Half a century ago the UK was in the grip of a brutal winter. How did they cope then and how does it compare with now?The terrible winter of 1962-3 has become a sort of legend, second only to the even worse winter of 1947. I remember the winter of 63, but not that of 47, I hasten to add. I was nine years old and can remember it well. I used to walk to school (only a mile or so) and the snow was about two feet deep in my road. It had a hard crust on top, and if you were careful you could walk on that, but if you broke through the surface, the snow was crotch-deep (for a small boy) and very uncomfortable. As in the article, on more than one occasion I went to school on my sledge. My Mum worked in the same area as my school, so a ready packhorse was available. I didn't even have to push.

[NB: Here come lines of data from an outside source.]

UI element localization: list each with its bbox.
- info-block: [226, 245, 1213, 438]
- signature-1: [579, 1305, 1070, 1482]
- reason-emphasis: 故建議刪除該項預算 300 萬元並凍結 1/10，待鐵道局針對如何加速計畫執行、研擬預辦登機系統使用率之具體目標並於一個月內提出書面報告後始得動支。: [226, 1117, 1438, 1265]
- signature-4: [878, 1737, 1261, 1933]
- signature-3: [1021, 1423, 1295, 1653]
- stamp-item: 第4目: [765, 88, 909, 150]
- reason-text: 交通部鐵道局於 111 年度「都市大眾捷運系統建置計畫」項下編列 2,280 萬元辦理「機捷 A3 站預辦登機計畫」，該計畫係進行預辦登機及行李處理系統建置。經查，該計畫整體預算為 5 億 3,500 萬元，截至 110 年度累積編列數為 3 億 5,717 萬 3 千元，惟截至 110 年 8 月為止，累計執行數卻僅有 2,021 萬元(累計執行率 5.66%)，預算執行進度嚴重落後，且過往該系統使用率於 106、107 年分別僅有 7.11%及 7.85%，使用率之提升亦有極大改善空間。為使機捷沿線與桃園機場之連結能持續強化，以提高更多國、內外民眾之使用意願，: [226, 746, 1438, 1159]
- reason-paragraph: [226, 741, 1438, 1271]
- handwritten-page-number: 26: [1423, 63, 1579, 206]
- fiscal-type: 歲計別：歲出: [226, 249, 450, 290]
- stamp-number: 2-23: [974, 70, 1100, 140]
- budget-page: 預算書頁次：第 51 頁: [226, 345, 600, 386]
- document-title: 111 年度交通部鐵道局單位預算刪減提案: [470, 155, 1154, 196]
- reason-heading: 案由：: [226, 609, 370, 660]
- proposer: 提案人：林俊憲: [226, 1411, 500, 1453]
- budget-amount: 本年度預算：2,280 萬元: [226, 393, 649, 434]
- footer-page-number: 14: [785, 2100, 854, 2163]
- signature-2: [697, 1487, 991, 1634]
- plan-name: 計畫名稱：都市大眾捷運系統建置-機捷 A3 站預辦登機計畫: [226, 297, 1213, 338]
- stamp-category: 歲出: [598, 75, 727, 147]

Happy memories. Life went on, trains moved, things were delivered, shops were open, people got on with their lives. Two specific memories that are still with me: one was my Dad putting a small paraffin greenhouse heater under the engine of the car every night so that it would start in the morning, and the other was waking up to find that the water in the glass by my bedside had frozen solid in the night. The house was very cold (no central heating or double glazing then) but my bed had plenty of blankets and there was always a lovely open fire downstairs. I don't remember suffering at all.
But 'half a century ago' ... centuries, that's history and stuff, isn't it?